We left Lyon on the A6 (less than picturesque) but it didn’t take long before we were seeing small villages. Alex, our guide (the same one we’d had for our silk tour a week ago), told us to shout “Beaujolais!” when we saw our first castle, which appeared a moment later as we entered Chatillon.
We traveled through several small villages (populations in the few hundreds); Frontenas was one of the prettiest. We saw its Mairie (town hall), an old wash house (built in the 19th Century as an cholera prevention measure), and had a very small glimpse of the town church.
I’ve driven through a lot of wine country in California; this was both familiar and unfamiliar – and very pretty!
We visited Domaine de Fond-Vielle, a small family winery that was founded in 1742 (the other three buses went to wineries which were centuries older!).
The proprietor, Dominique, met us and gave us a tour of the vineyard, which has a great view of yet another village and castle, Oingt, which is officially one of the most beautiful villages in France.
We walked through a bit of the vineyard and met Dominique’s dog, Mascot; he told us about the grapes he grows (Gamay for red, Chardonnay for white – those are the only grapes allowed in Beaujolais, and climate change is posing problems on that front).
Budbreak had just occurred – which meant that harvest was 90 days away.
We weren’t just there to look, of course. Dominique explained the wines and the process of creating them.

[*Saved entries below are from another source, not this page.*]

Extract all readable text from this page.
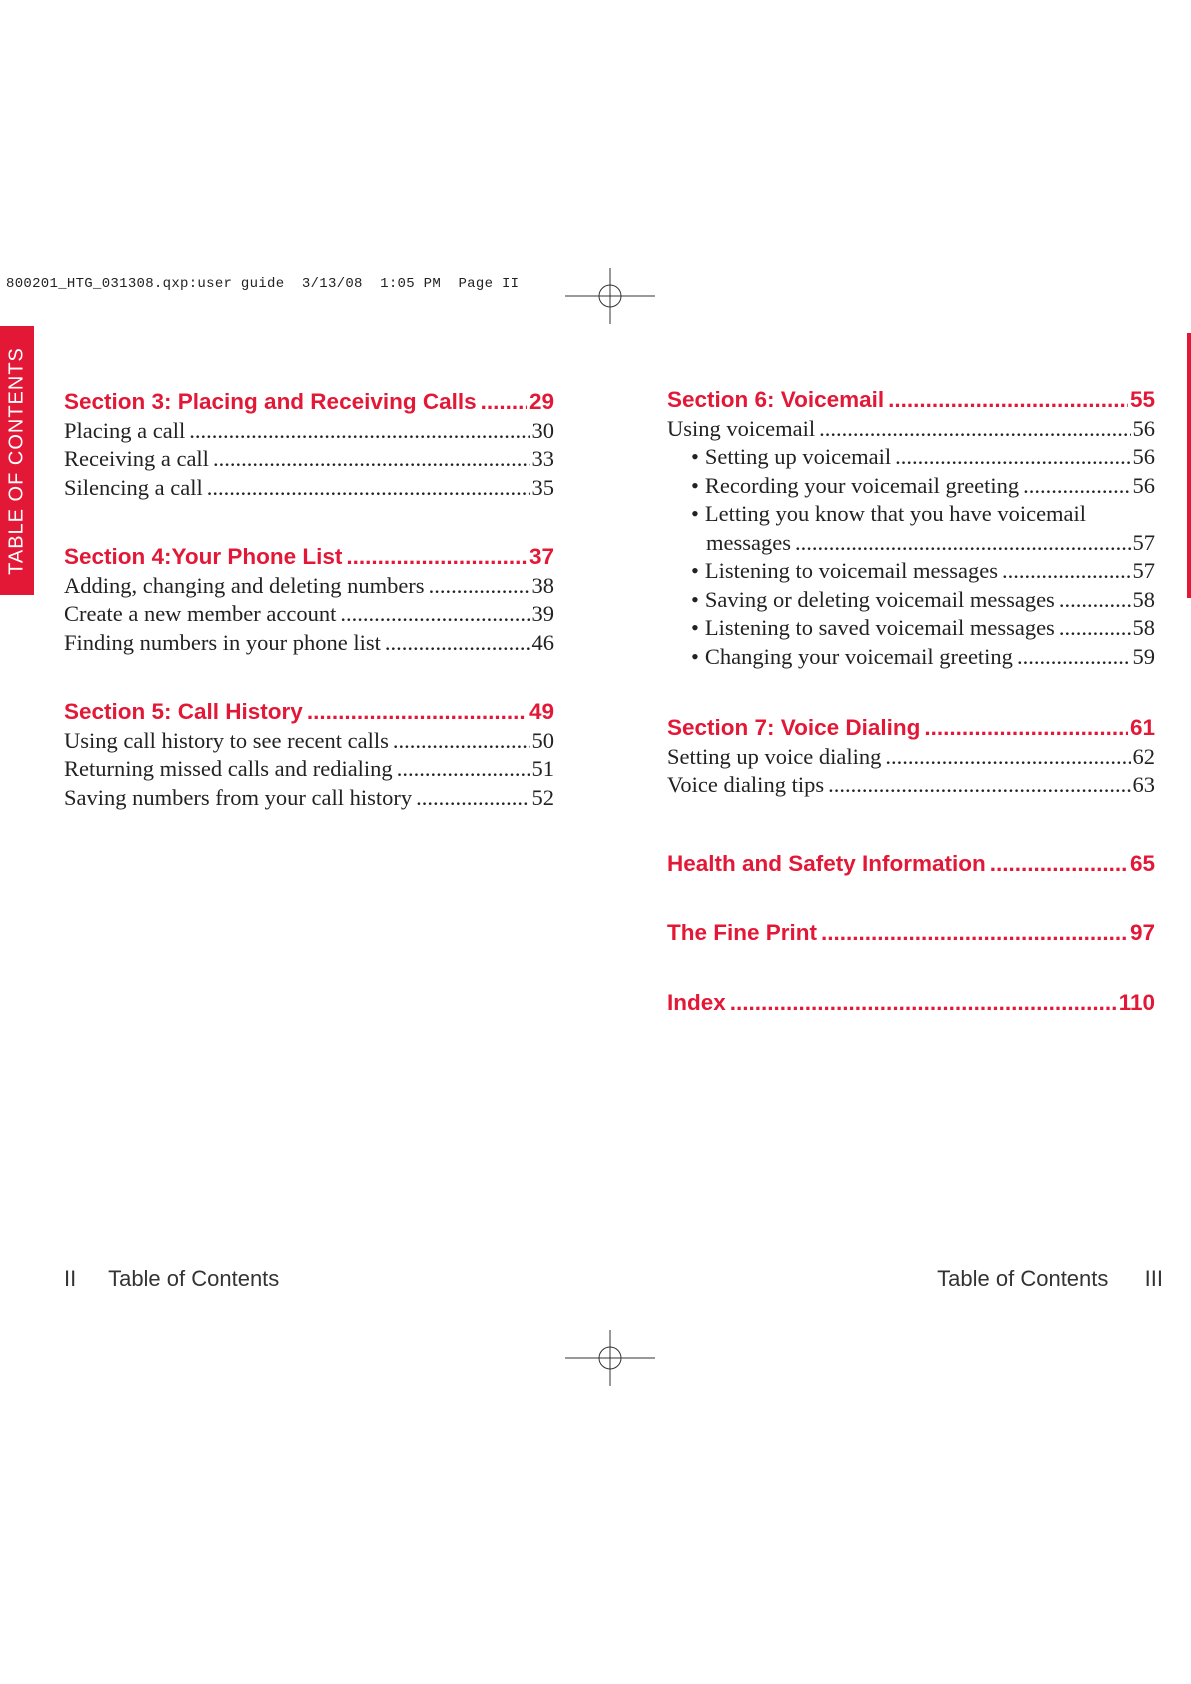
800201_HTG_031308.qxp:user guide  3/13/08  1:05 PM  Page II
TABLE OF CONTENTS Section 3: Placing and Receiving Calls ..... 29
Placing a call .....	30
Receiving a call .....	33
Silencing a call .....	35
Section 4:Your Phone List .....	37
Adding, changing and deleting numbers .....	38
Create a new member account .....	39
Finding numbers in your phone list .....	46
Section 5: Call History .....	49
Using call history to see recent calls .....	50
Returning missed calls and redialing .....	51
Saving numbers from your call history .....	52
Section 6: Voicemail .....	55
Using voicemail .....	56
• Setting up voicemail .....	56
• Recording your voicemail greeting .....	56
• Letting you know that you have voicemail
messages .....	57
• Listening to voicemail messages .....	57
• Saving or deleting voicemail messages .....	58
• Listening to saved voicemail messages .....	58
• Changing your voicemail greeting .....	59
Section 7: Voice Dialing .....	61
Setting up voice dialing .....	62
Voice dialing tips .....	63
Health and Safety Information .....	65
The Fine Print .....	97
Index .....	110
II Table of Contents	Table of Contents III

And then we tasted three wines – a white, a rosé, and a red. I liked them all, and we bought a bottle of the red for our AirBNB in Paris (or maybe to bring home); it cost all of eight euros!
We left reluctantly and boarded the bus for our return to Lyon and the beginning of our cruise, beginning with a transit of the Écluse de Pierre-Bénite just south of the confluence of the Rhône and Saône Rivers.
We sailed a bit over 20 miles to Vienne, where we’ll spend the night before touring the town tomorrow. It’s been pouring down rain since we got here, so I think we’ll stay aboard tonight!